The BCI is calculated each quarter using a multivariate analysis that can be weighted across different contexts and is calibrated to determine the regulatory impact on financial institutions of varying sizes, product mixes, and regulatory oversight. Using key indicators including volume, velocity and complexity of regulatory change; time expended to meet regulatory requirement(s); and supervision and the enforcement climate, the BCI's sophisticated metrics are unmatched in the industry.

The BCI tracks:

  • Regulatory Changes: A total count of applicable financial regulatory changes throughout the quarter.
  • Page Volume: The number of pages associated with each of the regulatory changes—indicative of the complexity and workload involved with reviewing and interpreting each change.
  • Enforcement Action Information (EA): Analysis of the public enforcement actions that have been issued during a quarter.

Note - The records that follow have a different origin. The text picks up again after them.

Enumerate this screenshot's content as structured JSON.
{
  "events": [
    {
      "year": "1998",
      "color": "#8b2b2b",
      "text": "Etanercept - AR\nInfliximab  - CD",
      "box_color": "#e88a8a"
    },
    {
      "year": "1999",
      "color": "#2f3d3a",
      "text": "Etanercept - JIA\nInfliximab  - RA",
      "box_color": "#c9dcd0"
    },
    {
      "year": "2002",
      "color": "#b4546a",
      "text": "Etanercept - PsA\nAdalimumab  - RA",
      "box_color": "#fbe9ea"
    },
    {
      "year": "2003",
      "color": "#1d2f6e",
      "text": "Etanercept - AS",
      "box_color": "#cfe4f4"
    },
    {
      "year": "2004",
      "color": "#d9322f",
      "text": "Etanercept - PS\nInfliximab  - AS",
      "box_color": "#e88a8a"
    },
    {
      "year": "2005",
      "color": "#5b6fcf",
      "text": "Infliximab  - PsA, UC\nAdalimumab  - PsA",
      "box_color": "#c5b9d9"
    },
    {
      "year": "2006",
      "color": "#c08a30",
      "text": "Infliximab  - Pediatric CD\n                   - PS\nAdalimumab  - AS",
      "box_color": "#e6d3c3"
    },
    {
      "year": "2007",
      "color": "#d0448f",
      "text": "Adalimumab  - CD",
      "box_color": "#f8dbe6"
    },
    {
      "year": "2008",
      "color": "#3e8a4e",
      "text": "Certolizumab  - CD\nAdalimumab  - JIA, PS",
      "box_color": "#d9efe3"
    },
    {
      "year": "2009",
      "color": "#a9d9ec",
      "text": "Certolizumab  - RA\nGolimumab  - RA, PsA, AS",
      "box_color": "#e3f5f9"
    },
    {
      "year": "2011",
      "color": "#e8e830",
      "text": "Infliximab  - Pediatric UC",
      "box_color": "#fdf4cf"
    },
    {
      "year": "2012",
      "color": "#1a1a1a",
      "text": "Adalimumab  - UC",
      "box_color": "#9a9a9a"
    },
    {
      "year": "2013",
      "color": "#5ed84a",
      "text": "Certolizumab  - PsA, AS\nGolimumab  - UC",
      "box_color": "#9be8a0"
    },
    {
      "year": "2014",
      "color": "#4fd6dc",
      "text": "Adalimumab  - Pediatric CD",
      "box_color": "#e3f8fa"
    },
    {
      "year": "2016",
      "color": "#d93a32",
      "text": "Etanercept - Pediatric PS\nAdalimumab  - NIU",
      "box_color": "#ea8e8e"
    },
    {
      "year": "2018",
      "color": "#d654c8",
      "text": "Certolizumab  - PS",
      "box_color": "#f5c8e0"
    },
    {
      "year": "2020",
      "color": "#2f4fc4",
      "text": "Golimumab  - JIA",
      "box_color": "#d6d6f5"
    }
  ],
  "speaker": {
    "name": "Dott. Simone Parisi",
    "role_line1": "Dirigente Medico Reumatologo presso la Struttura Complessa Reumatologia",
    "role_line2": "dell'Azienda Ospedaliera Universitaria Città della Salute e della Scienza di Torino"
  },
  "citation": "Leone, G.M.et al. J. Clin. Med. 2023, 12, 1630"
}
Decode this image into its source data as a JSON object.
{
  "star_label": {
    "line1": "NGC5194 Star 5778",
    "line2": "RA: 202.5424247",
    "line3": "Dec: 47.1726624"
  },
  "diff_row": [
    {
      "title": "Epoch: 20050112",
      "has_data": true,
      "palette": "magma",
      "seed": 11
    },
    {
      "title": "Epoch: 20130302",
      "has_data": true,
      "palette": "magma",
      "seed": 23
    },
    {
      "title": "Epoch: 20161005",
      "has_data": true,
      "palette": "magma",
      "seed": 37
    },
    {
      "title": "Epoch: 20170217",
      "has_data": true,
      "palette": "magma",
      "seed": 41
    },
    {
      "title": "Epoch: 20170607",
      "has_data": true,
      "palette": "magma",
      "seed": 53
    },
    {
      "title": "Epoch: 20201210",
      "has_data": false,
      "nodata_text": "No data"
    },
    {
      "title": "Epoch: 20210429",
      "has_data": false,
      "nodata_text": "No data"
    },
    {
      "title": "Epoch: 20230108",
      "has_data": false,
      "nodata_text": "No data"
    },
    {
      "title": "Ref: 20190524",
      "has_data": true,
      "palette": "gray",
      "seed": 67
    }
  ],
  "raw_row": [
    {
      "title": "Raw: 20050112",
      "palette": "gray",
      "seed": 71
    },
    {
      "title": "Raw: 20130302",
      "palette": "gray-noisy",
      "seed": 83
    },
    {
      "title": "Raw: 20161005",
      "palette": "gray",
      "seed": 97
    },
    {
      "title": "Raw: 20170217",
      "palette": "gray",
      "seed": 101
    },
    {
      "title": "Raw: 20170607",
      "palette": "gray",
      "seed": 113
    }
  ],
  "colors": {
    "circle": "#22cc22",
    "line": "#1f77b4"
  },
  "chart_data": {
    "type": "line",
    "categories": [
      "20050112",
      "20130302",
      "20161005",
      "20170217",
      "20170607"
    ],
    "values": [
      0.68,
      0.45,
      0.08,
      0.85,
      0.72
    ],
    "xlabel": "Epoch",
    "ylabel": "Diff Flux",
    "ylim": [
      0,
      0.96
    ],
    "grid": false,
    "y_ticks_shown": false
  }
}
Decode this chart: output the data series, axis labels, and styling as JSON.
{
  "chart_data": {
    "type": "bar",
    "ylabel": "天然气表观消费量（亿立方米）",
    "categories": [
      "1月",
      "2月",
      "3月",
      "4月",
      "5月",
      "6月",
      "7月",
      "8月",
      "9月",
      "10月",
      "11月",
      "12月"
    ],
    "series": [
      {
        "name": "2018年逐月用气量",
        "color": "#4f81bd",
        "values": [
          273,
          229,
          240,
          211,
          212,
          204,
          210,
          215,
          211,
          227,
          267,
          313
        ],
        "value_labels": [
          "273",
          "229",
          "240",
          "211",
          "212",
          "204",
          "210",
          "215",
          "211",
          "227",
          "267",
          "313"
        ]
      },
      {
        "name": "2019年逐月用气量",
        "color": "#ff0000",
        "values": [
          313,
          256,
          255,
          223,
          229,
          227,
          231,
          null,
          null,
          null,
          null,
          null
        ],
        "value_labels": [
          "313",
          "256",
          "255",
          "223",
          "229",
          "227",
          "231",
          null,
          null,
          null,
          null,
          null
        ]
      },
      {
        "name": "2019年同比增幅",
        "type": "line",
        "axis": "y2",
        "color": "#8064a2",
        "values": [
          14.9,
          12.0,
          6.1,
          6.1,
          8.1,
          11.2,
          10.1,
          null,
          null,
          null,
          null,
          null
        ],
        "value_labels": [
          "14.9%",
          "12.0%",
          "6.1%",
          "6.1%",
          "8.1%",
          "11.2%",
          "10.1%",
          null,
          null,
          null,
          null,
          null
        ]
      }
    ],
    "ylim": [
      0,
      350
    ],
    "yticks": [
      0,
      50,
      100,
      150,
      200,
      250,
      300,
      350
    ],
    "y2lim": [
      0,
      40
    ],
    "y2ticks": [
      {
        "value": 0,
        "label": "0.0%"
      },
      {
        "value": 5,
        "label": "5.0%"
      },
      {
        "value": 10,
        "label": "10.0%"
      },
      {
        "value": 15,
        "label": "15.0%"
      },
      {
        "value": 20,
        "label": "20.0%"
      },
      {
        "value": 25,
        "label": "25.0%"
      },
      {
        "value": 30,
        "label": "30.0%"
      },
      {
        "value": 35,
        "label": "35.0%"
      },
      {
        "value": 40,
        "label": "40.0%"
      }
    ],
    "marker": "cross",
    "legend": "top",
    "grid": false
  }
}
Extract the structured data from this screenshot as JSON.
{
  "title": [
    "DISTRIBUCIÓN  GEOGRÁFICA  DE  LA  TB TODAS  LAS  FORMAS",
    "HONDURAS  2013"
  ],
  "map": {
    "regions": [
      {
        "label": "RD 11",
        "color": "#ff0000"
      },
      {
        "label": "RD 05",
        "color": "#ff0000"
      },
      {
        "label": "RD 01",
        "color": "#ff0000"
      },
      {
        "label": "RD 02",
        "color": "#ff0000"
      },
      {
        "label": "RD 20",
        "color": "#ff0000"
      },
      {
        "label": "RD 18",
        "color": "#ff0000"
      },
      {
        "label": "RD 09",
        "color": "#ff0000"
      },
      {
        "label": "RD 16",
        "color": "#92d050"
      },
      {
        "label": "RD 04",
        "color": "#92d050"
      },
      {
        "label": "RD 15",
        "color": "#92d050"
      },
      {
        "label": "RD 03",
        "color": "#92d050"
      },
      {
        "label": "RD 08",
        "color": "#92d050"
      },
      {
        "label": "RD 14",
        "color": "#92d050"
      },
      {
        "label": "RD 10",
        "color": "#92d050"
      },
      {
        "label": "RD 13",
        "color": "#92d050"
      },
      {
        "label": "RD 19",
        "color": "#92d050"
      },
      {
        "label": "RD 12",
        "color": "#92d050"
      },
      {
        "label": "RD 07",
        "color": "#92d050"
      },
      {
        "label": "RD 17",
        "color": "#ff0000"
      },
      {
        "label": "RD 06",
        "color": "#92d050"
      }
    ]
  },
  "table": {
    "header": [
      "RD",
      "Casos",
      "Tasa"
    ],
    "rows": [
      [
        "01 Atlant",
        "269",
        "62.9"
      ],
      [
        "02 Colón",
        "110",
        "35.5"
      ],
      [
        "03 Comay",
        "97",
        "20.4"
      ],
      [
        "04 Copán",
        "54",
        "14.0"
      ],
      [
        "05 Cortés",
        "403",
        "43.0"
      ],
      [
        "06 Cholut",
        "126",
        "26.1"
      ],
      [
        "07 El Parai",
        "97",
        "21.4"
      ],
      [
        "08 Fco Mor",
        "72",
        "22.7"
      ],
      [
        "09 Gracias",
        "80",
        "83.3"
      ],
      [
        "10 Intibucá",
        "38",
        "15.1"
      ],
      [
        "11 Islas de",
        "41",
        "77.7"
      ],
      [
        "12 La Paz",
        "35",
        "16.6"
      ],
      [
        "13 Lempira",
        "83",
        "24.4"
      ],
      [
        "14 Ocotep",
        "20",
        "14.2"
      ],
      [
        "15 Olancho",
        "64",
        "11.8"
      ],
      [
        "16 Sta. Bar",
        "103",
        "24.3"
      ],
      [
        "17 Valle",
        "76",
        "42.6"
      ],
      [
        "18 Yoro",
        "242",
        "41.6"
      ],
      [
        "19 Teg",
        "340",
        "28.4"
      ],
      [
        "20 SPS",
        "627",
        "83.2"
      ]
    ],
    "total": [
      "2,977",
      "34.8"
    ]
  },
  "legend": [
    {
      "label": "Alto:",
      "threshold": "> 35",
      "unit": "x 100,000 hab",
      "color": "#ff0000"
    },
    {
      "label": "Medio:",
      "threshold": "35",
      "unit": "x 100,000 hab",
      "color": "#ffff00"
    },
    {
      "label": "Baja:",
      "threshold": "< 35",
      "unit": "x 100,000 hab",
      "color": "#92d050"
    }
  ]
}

More than 800 financial institution professionals attended the Continuity Control RegAdvisor Quarterly Briefing webcast Thursday, July 10. During this session, regulatory experts reviewed the Q2 2014 BCI metrics and provided in-depth information on the quarter's regulatory changes, a workload assessment of these changes and the required actions to avoid penalties. A recording of this session is available at http://info.continuity.net/q2-2014-regadvisor-briefing.

About Continuity Control

Continuity Control is a Compliance Management System (CMS) that has been engineered to reduce the regulatory impact (time, cost and risk) for community banks and credit unions. This single, unified system automates the entire regulatory lifecycle; managing regulatory updates, policies, procedures, risk, vendors, audit, business continuity and exam preparation along with compliance strategy and planning. Built by bankers and former examiners, the CMS's advanced software has been coupled with expert personalized service to help financial institutions quickly adapt to regulatory change, streamline the workload and ensure compliance.